Nos enfants ont peut-être des attentes envers nous en tant que grands-parents mais le grand-parent doit s’assurer qu’il se sente à l’aise dans le rôle qu’on veut lui donner et qu’il se définisse lui-même par rapport à ce rôle. Il se peut que certains grands-parents ne voient pas l’utilité ou la possibilité d’être très présent ou très actif dans la vie de leurs petits-enfants. Toutes sortes de circonstances peuvent expliquer ce type de situation : relations tendues avec l’enfant adulte, séparation des parents, distance géographique, enjeux de santé, etc. Mais même pour le grand-parent qui désire s’impliquer, ce rôle peut se jouer de multiples façons et c’est au grand-parent de trouver la version qui lui convient le mieux.

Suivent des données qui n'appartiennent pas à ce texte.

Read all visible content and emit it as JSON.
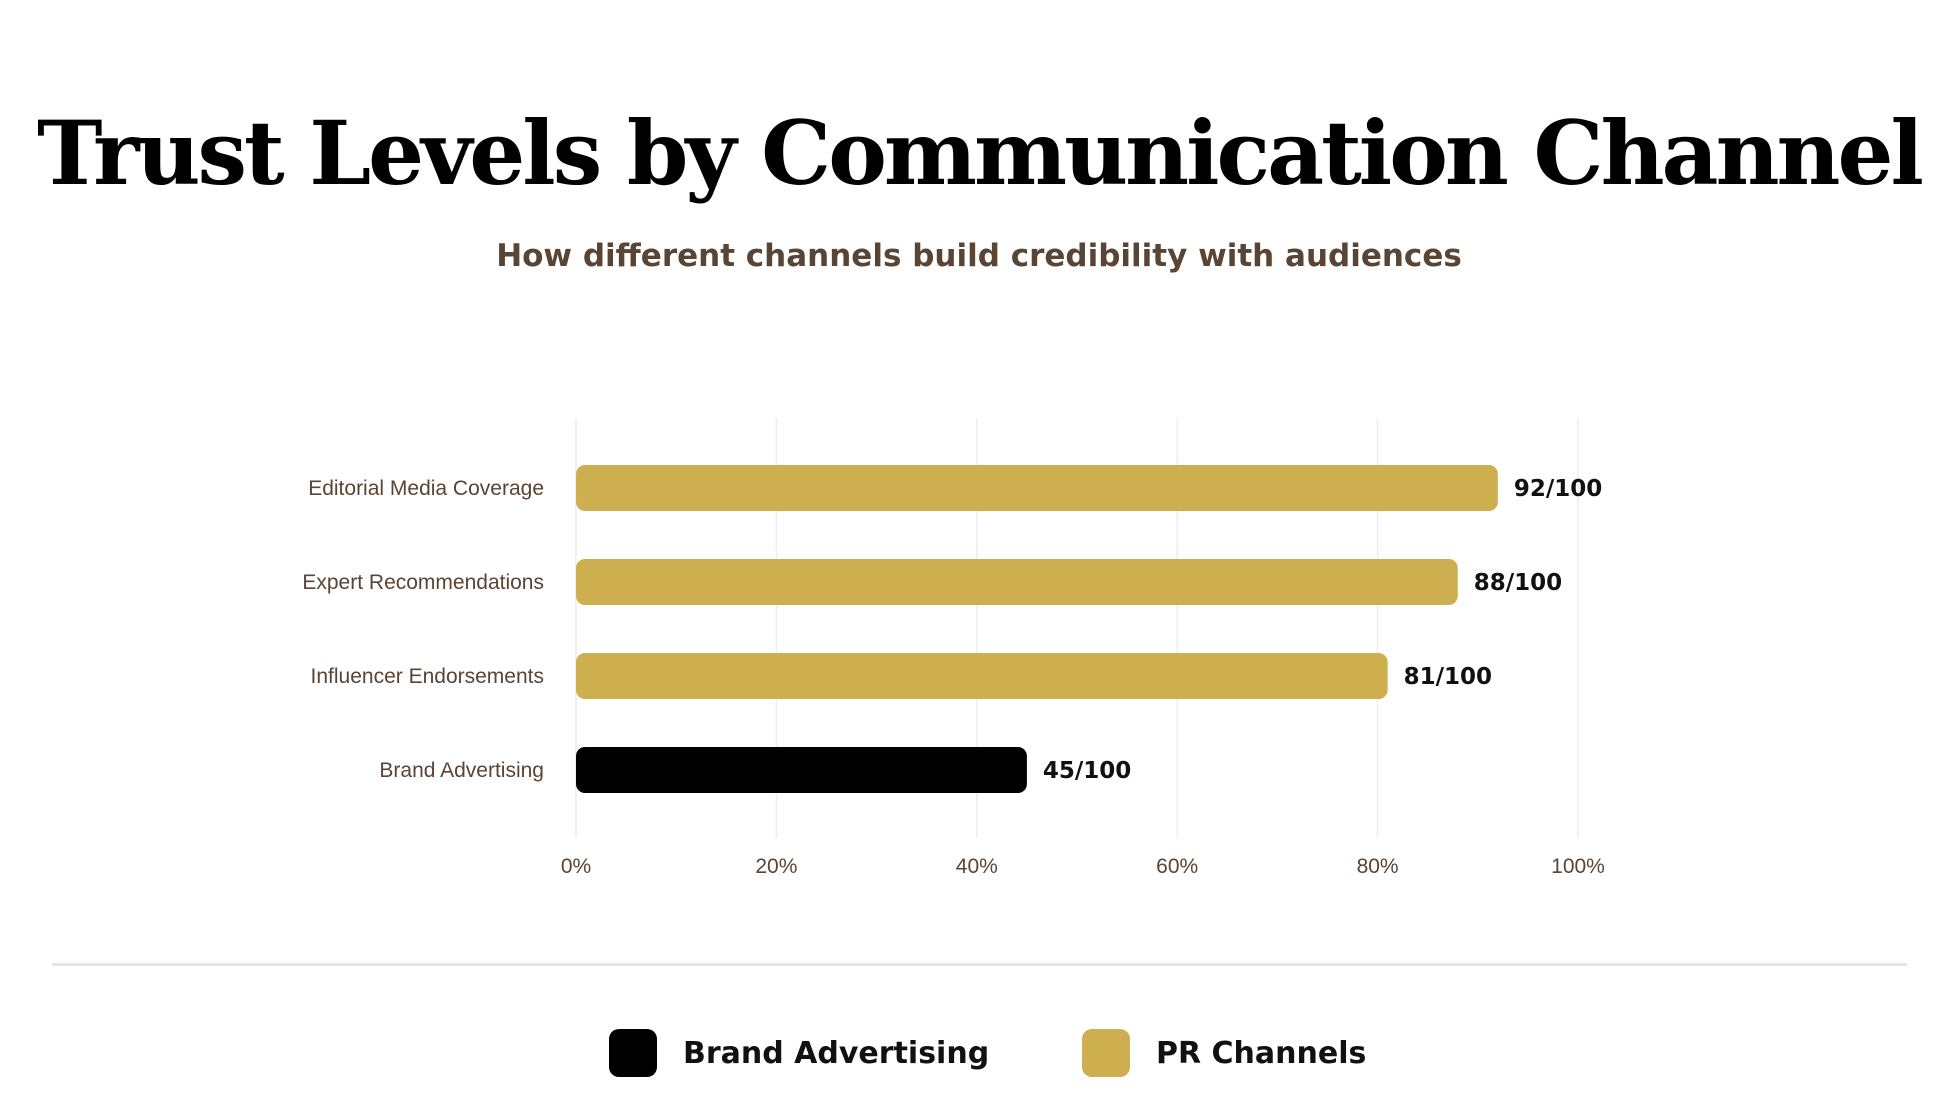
{
  "title": "Trust Levels by Communication Channel",
  "subtitle": "How different channels build credibility with audiences",
  "colors": {
    "pr": "#ceaf4f",
    "brand": "#000000",
    "label_text": "#5a4433",
    "grid": "#eeeeee"
  },
  "chart_data": {
    "type": "bar",
    "orientation": "horizontal",
    "categories": [
      "Editorial Media Coverage",
      "Expert Recommendations",
      "Influencer Endorsements",
      "Brand Advertising"
    ],
    "values": [
      92,
      88,
      81,
      45
    ],
    "value_labels": [
      "92/100",
      "88/100",
      "81/100",
      "45/100"
    ],
    "groups": [
      "PR Channels",
      "PR Channels",
      "PR Channels",
      "Brand Advertising"
    ],
    "x_ticks": [
      "0%",
      "20%",
      "40%",
      "60%",
      "80%",
      "100%"
    ],
    "xlim": [
      0,
      100
    ],
    "grid": true,
    "legend_position": "bottom"
  },
  "legend": [
    {
      "label": "Brand Advertising",
      "color": "#000000"
    },
    {
      "label": "PR Channels",
      "color": "#ceaf4f"
    }
  ]
}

Si cela vous intéresse, j’ai déjà écrit un article plus élaboré sur le sujet pour le bulletin de l’Institut de planification de la retraite. Le voici ici : https://www.rpi-ipr.com/pssa/fr/newsletter/2021/6/news_short.cfm?year=2021&month=6&item=4&offline=N
Voici pour terminer, une courte citation d’André Major, tiré de ses carnets, Les pieds sur terre : « Si on veut ennuyer ses enfants, on leur raconte qu’on s’enveloppait les jambes dans un papier journal pour se protéger du froid et des coups quand on allait jouer au hockey à la patinoire du quartier. » Certains grands-parents m’ont parlé de la difficulté d’intéresser les petits-enfants et même les enfants à ce que fût leur enfance. Est-ce bien surprenant qu’un petit enfant nous trouve ennuyant quand on remonte dans notre passé? En général, les souvenirs qu’on raconte tendent à démontrer comment nous avions peu de moyens, peu de liberté, peu de choix et comment on s’est débrouillés quand même. C’est une rhétorique totalement mortifère pour un enfant. Mettez vous à leur place!